# Wedding at City Park in Denver



## zendianah (Sep 17, 2008)

Meet Lesley and Dani. Great FUN couple. Dani is from Argentina and moved to Colorado to live happily ever after with Lesley. I have to see what a great loving family and it was a joy to photograph them. 

1.







2.






3.






4.






5.






6.






7.






8.






9.






10.







I haven't posted in awhile. I would appreciate any CC.


----------



## tirediron (Sep 17, 2008)

C&C per req:
I really like the expressions and playful poses that you've captured here. Well done. BUT, almost without exception, your images are crooked. Yes, extreme angles can (some say) have artistic application, but I'm afraid in these images, it looks like you were being careless. At the very least this has to be corrected in post. It's especially important when there are as many horizontal and vertical elements as these images contain. 
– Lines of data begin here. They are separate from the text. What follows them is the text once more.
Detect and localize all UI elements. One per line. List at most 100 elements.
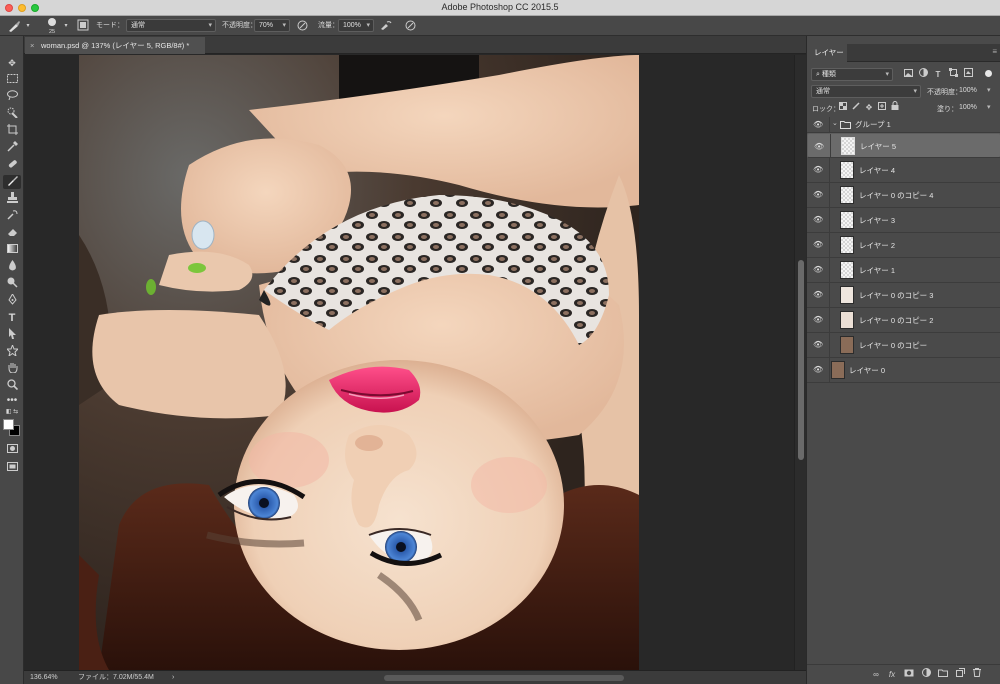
visibility-eye-icon[interactable]: 👁 [814,141,824,152]
visibility-eye-icon[interactable]: 👁 [813,120,823,129]
horizontal-scroll-thumb[interactable] [384,675,624,681]
filter-smart-object-icon[interactable] [961,68,975,82]
quick-mask-icon[interactable] [3,443,21,457]
hand-tool-icon[interactable] [3,362,21,376]
document-tab[interactable]: × woman.psd @ 137% (レイヤー 5, RGB/8#) * [25,37,205,54]
status-bar: 136.64% ファイル：7.02M/55.4M › [24,670,806,684]
move-tool-icon[interactable]: ✥ [3,56,21,70]
healing-brush-tool-icon[interactable] [3,158,21,172]
eyedropper-tool-icon[interactable] [3,141,21,155]
lock-artboard-icon[interactable] [875,101,889,115]
layer-name: レイヤー 0 [849,366,886,375]
zoom-level[interactable]: 136.64% [30,671,58,684]
opacity-input[interactable]: 70% ▾ [254,19,290,32]
search-icon: ⌕ [816,71,820,78]
visibility-eye-icon[interactable]: 👁 [813,315,823,324]
fill-value[interactable]: 100% [959,104,977,111]
panel-menu-icon[interactable]: ≡ [992,47,997,56]
add-mask-icon[interactable] [902,668,916,682]
chevron-down-icon: ▾ [208,22,212,29]
crop-tool-icon[interactable] [3,124,21,138]
chevron-down-icon[interactable]: ▾ [987,103,991,111]
airbrush-icon[interactable] [380,20,392,34]
layer-row[interactable]: 👁 レイヤー 1 [807,258,1000,283]
blend-row: 通常 ▾ 不透明度： 100% ▾ [807,83,1000,100]
brush-tool-preset-icon[interactable] [6,20,22,35]
lock-all-icon[interactable] [888,101,902,115]
filter-kind-select[interactable]: ⌕ 種類 ▾ [811,68,893,81]
lasso-tool-icon[interactable] [3,90,21,104]
path-selection-tool-icon[interactable] [3,328,21,342]
layer-row[interactable]: 👁 レイヤー 0 のコピー 2 [807,308,1000,333]
eraser-tool-icon[interactable] [3,226,21,240]
visibility-eye-icon[interactable]: 👁 [813,190,823,199]
layer-row[interactable]: 👁 レイヤー 0 のコピー [807,333,1000,358]
zoom-tool-icon[interactable] [3,379,21,393]
layers-tab[interactable]: レイヤー [807,44,847,62]
chevron-down-icon[interactable]: ▾ [24,20,32,32]
marquee-tool-icon[interactable] [3,73,21,87]
quick-selection-tool-icon[interactable] [3,107,21,121]
filter-adjustment-icon[interactable] [916,68,930,82]
new-layer-icon[interactable] [953,668,967,682]
vertical-scrollbar[interactable] [794,55,806,670]
clone-stamp-tool-icon[interactable] [3,192,21,206]
chevron-down-icon[interactable]: ▾ [987,86,991,94]
visibility-eye-icon[interactable]: 👁 [813,165,823,174]
visibility-eye-icon[interactable]: 👁 [813,215,823,224]
brush-tool-icon[interactable] [3,175,21,189]
chevron-down-icon[interactable]: ▾ [62,20,70,32]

Other than that, the images are good, some minor exposure isses (esp 2, 3, 4) due to the bright sun coming through the gate image rear, which could have been corrected with a fill-light.

Just my $00.02 worth - your milage may vary

~John


----------



## zendianah (Sep 17, 2008)

tirediron said:


> C&C per req:
> I really like the expressions and playful poses that you've captured here. Well done. BUT, almost without exception, your images are crooked. Yes, extreme angles can (some say) have artistic application, but I'm afraid in these images, it looks like you were being careless. At the very least this has to be corrected in post. It's especially important when there are as many horizontal and vertical elements as these images contain.
> 
> Other than that, the images are good, some minor exposure isses (esp 2, 3, 4) due to the bright sun coming through the gate image rear, which could have been corrected with a fill-light.
> ...


 
thanks. i was not being careless btw. I take pride in my work and am always looking out for new info and new techniques...


----------



## Shannon Leigh Studios (Sep 17, 2008)

I would really like the first one but there is somebody walking in front of her in the pic. Can you remove it?


----------



## zendianah (Sep 17, 2008)

Shannon Leigh Studios said:


> I would really like the first one but there is somebody walking in front of her in the pic. Can you remove it?


 

Ive been trying to remove it and it looks awful..  Thats one I need to keep working on.


----------